The First Amendment to the Constitution ratified this arrangement of uncontested local authority with its careful wording: “Congress shall make no law respecting an establishment of religion…” The Constitutional formulation limited the power of the federal government to impose a single national faith, and to provoke the dangerous battles accompanying such an attempt, but did nothing in the eyes of the zealous founders to interfere with the established churches (that received direct government funding and endorsement) on the state level. The esteemed liberal scholar Laurence Tribe of Harvard Law School writes: “A growing body of evidence suggests that the Framers principally intended the Establishment of Religion Clause to perform two functions: two protect state religious establishments from national displacement, and to prevent the national government from aiding some, but not all, religions.” With this understanding in mind, religious voting restrictions (limiting the franchise to Trinitarian Protestant Christians, for instance) continued in several states for more than forty years under the Constitution.
The Pilgrims and their spiritual descendants never had to retreat from religious fervor or Biblical demands to join the new Republic, thanks to the continued existence of more or less autonomous, localized refuges and enclaves. No one can suggest that our Founders embraced secularism or relativism, but they did come to accept the notion of separate faith communities following their own distinctive rules while managing to live side-by-side and to cooperate where necessary.

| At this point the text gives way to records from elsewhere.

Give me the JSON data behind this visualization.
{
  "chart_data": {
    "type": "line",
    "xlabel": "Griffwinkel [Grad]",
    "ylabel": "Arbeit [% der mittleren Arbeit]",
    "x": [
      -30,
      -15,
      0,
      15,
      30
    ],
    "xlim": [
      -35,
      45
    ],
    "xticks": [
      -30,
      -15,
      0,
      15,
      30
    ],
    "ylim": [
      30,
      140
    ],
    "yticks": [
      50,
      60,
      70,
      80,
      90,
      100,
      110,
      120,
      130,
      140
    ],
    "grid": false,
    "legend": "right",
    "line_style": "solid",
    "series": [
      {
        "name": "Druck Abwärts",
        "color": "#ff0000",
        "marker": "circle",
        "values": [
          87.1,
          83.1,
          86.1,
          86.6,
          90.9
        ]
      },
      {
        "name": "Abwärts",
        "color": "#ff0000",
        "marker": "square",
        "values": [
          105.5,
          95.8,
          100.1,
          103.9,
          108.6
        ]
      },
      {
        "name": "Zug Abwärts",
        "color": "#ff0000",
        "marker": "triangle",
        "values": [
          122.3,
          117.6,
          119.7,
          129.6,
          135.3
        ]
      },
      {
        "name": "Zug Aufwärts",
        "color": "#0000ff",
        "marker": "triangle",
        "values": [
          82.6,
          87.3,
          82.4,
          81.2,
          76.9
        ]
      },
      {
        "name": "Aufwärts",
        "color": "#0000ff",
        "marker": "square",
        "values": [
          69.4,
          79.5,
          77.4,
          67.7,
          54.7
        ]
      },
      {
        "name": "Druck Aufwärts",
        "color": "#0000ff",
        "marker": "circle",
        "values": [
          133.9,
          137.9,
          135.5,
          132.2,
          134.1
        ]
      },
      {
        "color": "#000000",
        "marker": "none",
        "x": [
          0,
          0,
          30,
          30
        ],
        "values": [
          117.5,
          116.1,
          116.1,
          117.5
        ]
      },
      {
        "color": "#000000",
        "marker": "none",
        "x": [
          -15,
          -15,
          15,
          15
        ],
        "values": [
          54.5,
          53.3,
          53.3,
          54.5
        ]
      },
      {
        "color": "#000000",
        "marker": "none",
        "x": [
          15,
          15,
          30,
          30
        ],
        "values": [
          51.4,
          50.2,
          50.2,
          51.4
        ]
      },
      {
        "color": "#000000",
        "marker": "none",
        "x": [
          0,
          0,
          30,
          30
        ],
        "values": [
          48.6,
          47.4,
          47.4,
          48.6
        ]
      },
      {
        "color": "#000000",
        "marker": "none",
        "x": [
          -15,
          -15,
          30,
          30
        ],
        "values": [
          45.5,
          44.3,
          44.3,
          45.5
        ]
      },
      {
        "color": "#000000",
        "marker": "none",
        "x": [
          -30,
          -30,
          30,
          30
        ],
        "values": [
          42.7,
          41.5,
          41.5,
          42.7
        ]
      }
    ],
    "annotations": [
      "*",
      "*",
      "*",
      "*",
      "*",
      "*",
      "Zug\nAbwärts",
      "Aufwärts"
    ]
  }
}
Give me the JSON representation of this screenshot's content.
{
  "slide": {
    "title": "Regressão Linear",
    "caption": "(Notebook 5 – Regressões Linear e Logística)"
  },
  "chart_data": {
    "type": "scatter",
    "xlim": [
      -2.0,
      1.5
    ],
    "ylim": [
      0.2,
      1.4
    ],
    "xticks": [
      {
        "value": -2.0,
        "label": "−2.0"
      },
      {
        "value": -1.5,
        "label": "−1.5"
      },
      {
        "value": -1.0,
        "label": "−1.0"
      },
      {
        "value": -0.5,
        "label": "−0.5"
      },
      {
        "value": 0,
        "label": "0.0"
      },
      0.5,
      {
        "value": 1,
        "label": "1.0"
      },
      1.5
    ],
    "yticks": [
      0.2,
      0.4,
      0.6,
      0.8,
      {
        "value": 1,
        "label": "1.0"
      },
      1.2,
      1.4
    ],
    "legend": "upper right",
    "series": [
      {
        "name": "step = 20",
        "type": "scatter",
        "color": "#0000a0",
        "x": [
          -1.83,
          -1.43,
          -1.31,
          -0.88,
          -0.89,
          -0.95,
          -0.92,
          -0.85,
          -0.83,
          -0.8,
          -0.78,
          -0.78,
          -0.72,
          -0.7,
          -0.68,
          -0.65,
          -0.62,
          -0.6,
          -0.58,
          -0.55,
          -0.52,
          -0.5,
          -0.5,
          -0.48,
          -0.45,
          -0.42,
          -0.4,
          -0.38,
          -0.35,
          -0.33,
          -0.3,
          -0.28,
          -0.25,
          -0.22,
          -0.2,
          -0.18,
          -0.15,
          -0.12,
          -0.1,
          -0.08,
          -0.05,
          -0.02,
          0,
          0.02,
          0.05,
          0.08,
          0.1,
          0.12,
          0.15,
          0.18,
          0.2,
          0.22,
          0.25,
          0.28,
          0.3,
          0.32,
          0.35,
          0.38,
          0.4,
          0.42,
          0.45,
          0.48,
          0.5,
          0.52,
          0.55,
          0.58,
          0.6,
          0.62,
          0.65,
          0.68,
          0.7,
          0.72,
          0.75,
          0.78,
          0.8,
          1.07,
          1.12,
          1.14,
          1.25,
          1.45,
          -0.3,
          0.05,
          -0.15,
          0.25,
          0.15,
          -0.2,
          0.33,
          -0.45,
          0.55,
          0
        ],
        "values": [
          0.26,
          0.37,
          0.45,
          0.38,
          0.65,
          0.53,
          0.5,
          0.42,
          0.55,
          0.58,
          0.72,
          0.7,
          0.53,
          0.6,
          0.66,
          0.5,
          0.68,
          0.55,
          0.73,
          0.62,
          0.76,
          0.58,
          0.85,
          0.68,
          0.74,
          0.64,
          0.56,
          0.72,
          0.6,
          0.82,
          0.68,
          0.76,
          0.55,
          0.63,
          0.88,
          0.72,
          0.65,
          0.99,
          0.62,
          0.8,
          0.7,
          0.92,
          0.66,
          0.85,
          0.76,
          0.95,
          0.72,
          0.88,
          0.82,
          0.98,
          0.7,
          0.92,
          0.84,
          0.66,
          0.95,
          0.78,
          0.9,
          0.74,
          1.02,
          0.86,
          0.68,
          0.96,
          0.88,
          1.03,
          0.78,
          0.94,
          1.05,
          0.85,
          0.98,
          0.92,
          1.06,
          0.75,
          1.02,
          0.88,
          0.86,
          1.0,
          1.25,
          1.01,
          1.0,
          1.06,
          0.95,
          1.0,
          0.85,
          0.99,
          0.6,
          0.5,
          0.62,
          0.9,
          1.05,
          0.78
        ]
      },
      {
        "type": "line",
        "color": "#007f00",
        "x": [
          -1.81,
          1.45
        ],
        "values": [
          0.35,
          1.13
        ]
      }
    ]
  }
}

Thanksgiving in that sense doesn’t celebrate religious freedom, but rather coexistence. We remain a nation of impassioned, fiercely committed, openly competing believers who have nonetheless established a long tradition of letting other faith communities go their own way. We can be pious and uncompromising at our own Thanksgiving tables, without menacing, or even questioning the very different proceedings in the home next door. The limitless boundaries and vast empty land of the fresh continent, plus the challenges of a long Revolutionary struggle, gave the faith-filled fanatics of the founding the chance for a freedom more profound than mere religious tolerance: the right, in their own communities, to be left alone.